CaMK4 drives podocyte injury

Podocyte dysfunction is a hallmark of kidney injury and occurs in both autoimmune and nonautoimmune renal diseases. Calcium signaling underlies podocyte injury; however, the factors that promote calcium signaling in podocytes in response to injury are not fully understood. In this episode, George Tsokos and colleagues demonstrate that Ca²⁺/calmodulin–dependent kinase 4 (CaMK4) is increased in podocytes from patients with lupus nephritis and focal segmental glomerulosclerosis and in mouse models of lupus and kidney injury. Moreover, administration of a CaMK4 inhibitor prevented nephritis in lupus-prone mice and ameliorated podocyte damage in mice with kidney injury. Togeither, this study identifies CaMK4 activation as a driver of podocyte dysfunction and suggests CaMK4 inhibition be further explored for treating podocytopathies.

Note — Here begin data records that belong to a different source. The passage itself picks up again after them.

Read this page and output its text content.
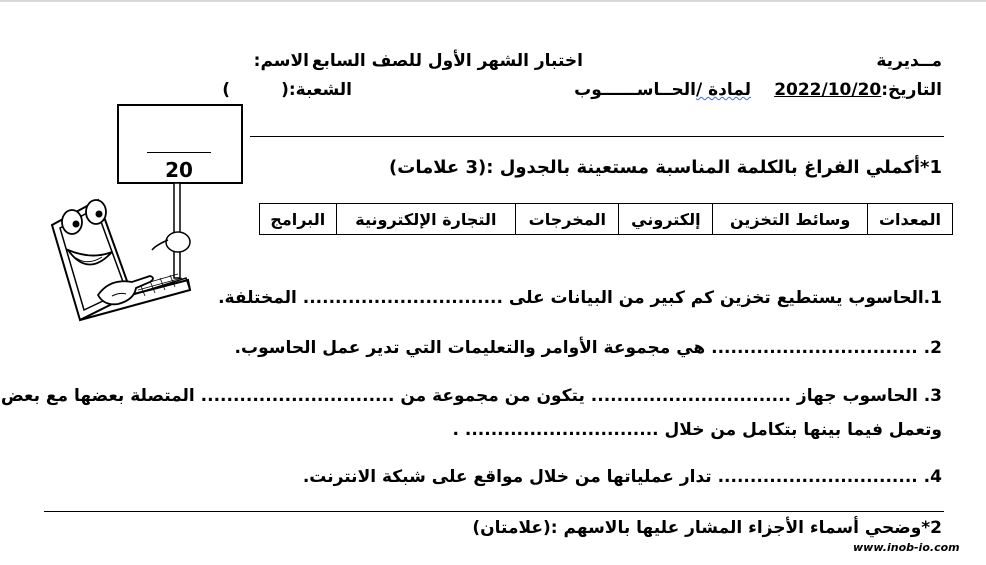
مــديرية
اختبار الشهر الأول للصف السابع
الاسم:
التاريخ:2022/10/20
لمادة /الحــاســــــوب
الشعبة:(
)
20	1*أكملي الفراغ بالكلمة المناسبة مستعينة بالجدول :(3 علامات)
المعدات	وسائط التخزين	إلكتروني	المخرجات	التجارة الإلكترونية	البرامج
1.الحاسوب يستطيع تخزين كم كبير من البيانات على ............................... المختلفة.
2. ................................ هي مجموعة الأوامر والتعليمات التي تدير عمل الحاسوب.
3. الحاسوب جهاز ............................... يتكون من مجموعة من .............................. المتصلة بعضها مع بعض
وتعمل فيما بينها بتكامل من خلال .............................. .
4. ............................... تدار عملياتها من خلال مواقع على شبكة الانترنت.
2*وضحي أسماء الأجزاء المشار عليها بالاسهم :(علامتان)
www.inob-io.com
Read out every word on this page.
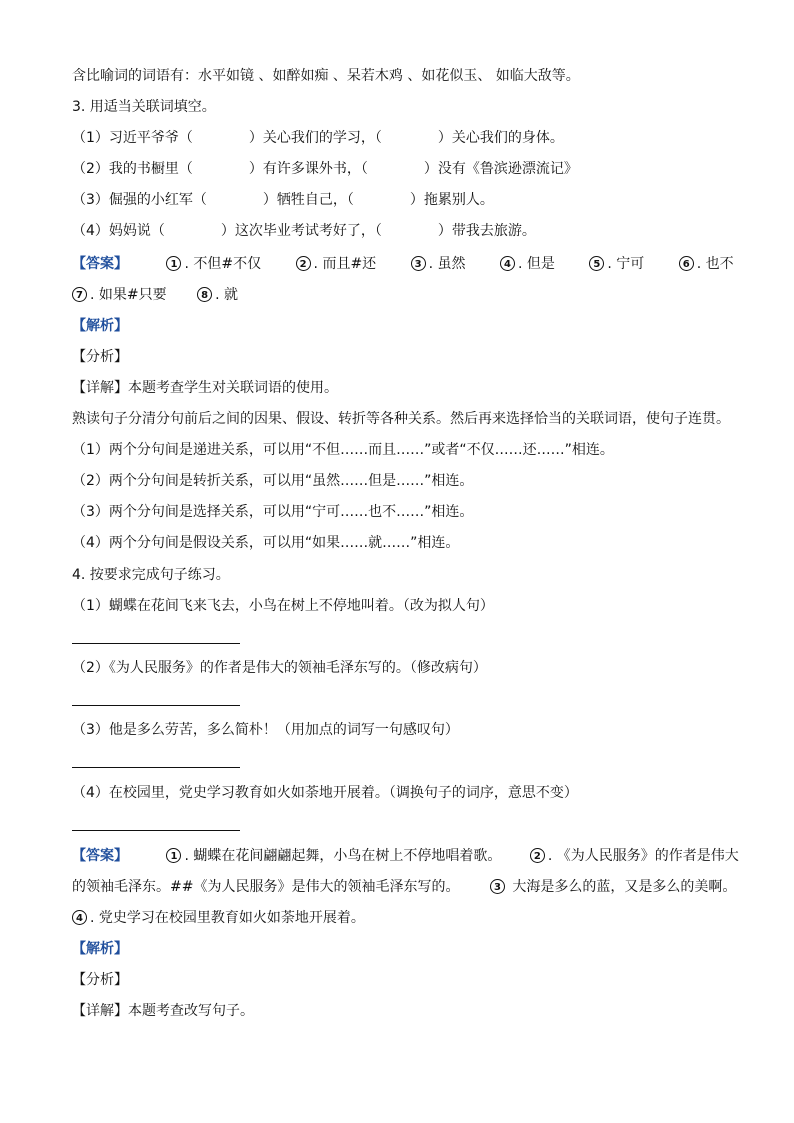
含比喻词的词语有：水平如镜 、如醉如痴 、呆若木鸡 、如花似玉、 如临大敌等。
3. 用适当关联词填空。
（1）习近平爷爷（　　　　）关心我们的学习，（　　　　）关心我们的身体。
（2）我的书橱里（　　　　）有许多课外书，（　　　　）没有《鲁滨逊漂流记》
（3）倔强的小红军（　　　　）牺牲自己，（　　　　）拖累别人。
（4）妈妈说（　　　　）这次毕业考试考好了，（　　　　）带我去旅游。
【答案】	1 . 不但#不仅	2 . 而且#还	3 . 虽然	4 . 但是	5 . 宁可	6 . 也不
7 . 如果#只要	8 . 就
【解析】
【分析】
【详解】本题考查学生对关联词语的使用。
熟读句子分清分句前后之间的因果、假设、转折等各种关系。然后再来选择恰当的关联词语，使句子连贯。
（1）两个分句间是递进关系，可以用“不但……而且……”或者“不仅……还……”相连。
（2）两个分句间是转折关系，可以用“虽然……但是……”相连。
（3）两个分句间是选择关系，可以用“宁可……也不……”相连。
（4）两个分句间是假设关系，可以用“如果……就……”相连。
4. 按要求完成句子练习。
（1）蝴蝶在花间飞来飞去，小鸟在树上不停地叫着。（改为拟人句）
（2）《为人民服务》的作者是伟大的领袖毛泽东写的。（修改病句）
（3）他是多么劳苦，多么简朴！（用加点的词写一句感叹句）
（4）在校园里，党史学习教育如火如荼地开展着。（调换句子的词序，意思不变）
【答案】	1 . 蝴蝶在花间翩翩起舞，小鸟在树上不停地唱着歌。	2 . 《为人民服务》的作者是伟大
的领袖毛泽东。##《为人民服务》是伟大的领袖毛泽东写的。	3 大海是多么的蓝，又是多么的美啊。
4 . 党史学习在校园里教育如火如荼地开展着。
【解析】
【分析】
【详解】本题考查改写句子。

Altered abiraterone metabolism in individuals with HSD3B1 variant

Prostate cancer is driven by stimulation of the androgen receptor (AR) with testosterone and the potent metabolite 5α-dihydrotestosterone; therefore, androgen deprivation, via medical or surgical castration, is the standard treatment for disease. Unfortunately, extragonadal androgen production often increases in response to castration. In particular, patients with a 1245A>C variant of HSD3B1, which encodes 3β-hydroxysteroid dehydrogenase-1(3βHSD1), exhibit rapid development of castration resistance. In this episode, Nima Sharifi and colleagues evaluated the effect of the HSD3B1(1245C) variant on metabolism of abiraterone, a drug used to block extragonadal androgens. Compared to those with HSD3B1(1245A), those with the mutation had increased levels of the metabolite 3-keto-5α-abiraterone, which has androgenic activity. These results support further investigation into the clinical consequences of increased 3-keto-5α-abiraterone in patients harboring HSD3B1(1245C).

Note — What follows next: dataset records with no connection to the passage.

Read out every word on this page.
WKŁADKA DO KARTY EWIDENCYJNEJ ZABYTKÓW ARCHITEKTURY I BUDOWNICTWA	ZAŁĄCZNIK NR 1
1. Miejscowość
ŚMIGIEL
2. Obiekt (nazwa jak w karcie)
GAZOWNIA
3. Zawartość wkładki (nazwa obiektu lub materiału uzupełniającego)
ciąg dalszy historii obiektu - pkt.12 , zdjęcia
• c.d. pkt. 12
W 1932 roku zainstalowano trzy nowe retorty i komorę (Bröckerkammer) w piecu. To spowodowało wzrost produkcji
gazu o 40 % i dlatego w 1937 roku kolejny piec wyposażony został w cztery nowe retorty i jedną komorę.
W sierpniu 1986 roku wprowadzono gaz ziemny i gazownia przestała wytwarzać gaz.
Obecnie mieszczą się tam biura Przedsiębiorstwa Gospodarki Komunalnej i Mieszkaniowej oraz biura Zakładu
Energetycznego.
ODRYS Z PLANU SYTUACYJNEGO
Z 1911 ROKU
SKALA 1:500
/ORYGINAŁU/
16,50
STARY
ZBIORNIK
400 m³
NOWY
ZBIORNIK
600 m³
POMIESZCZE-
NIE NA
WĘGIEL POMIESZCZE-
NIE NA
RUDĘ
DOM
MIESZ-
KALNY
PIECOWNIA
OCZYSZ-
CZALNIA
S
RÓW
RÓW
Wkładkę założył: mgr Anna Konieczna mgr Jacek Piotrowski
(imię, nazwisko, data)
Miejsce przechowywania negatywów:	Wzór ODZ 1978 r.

JAK inhibitor treatment shows benefit for patients with interferonopathies

Patients with IFN-mediated autoinflammatory diseases, such as CANDLE and SAVI, present with a variety of severe manifestations, including fever and inflammatory organ damage, and have a high mortality rate. Many of these patients fail to respond to IL-1-blocking agents or other approved therapies for autoinflammatory disease.  In this episode, Gina A. Montealegre Sanchez, Raphaela Goldbach-Mansky, and colleagues present the results of compassionate use, dose-escalation study of the JAK1/2 inhibitor baricitinib in small cohort of patients with interferonopathies. Baricitinib treatment reduced clinical manifestations and inflammatory biomarkers in most patients with few adverse effects, supporting the use of JAK inhibitors for this subtype of autoinflammatory disease.

REV-ERBα controls the clock in the lung

There is a strong variation in pulmonary inflammation depending on the time of day. Airway epithelial cells have been shown to mediate rhythmic inflammatory responses, and loss of the central clock component BMAL1 in airway epithelium augments inflammation. It is not clear how BMAL1 regulates lung inflammation; however, REV-ERB transcription factors, have been proposed to regulate immune function downstream of BMAL1. In this episode, David Ray, Marie Pariollaud and colleagues provide evidence that REV-ERBα couples the pulmonary clock to innate immunity. Inflammatory stimuli were shown to promote REV-ERBα degradation, and complete lack of REV-ERBα further enhanced inflammation in the lungs in following inflammatory challenge. Together, these results identify REV-ERBα as a regulator of rhythmic inflammatory responses in the lung and provide rationale for further exploration of REV-ERBα as a target for inflammatory disease.

Immune tolerance-like pathway inhibits repair following white matter injury

White matter injury is associated with neurological dysfunction in a variety of conditions, ranging from cerebral palsy to vascular dementia. Oligodendrocyte progenitor cells (OPCs) are able to regenerate themselves and initiate a repair response following injury; however, the release of hyaluronic acid from the ECM following white matter injury impairs OPC maturation and remyelination. In this episode, Stephen Back and colleagues identify a bioactive hyaluronan fragment (bHAf) that selectively blocks OPC differentiation via activation of a noncanonical TLR4/AKT/FoxO3 signaling pathway. These results elucidate a mechanism by which white matter injury prevents repair and suggest that strategies to overcome this block in OPC maturation have potential for promoting regeneration after injury.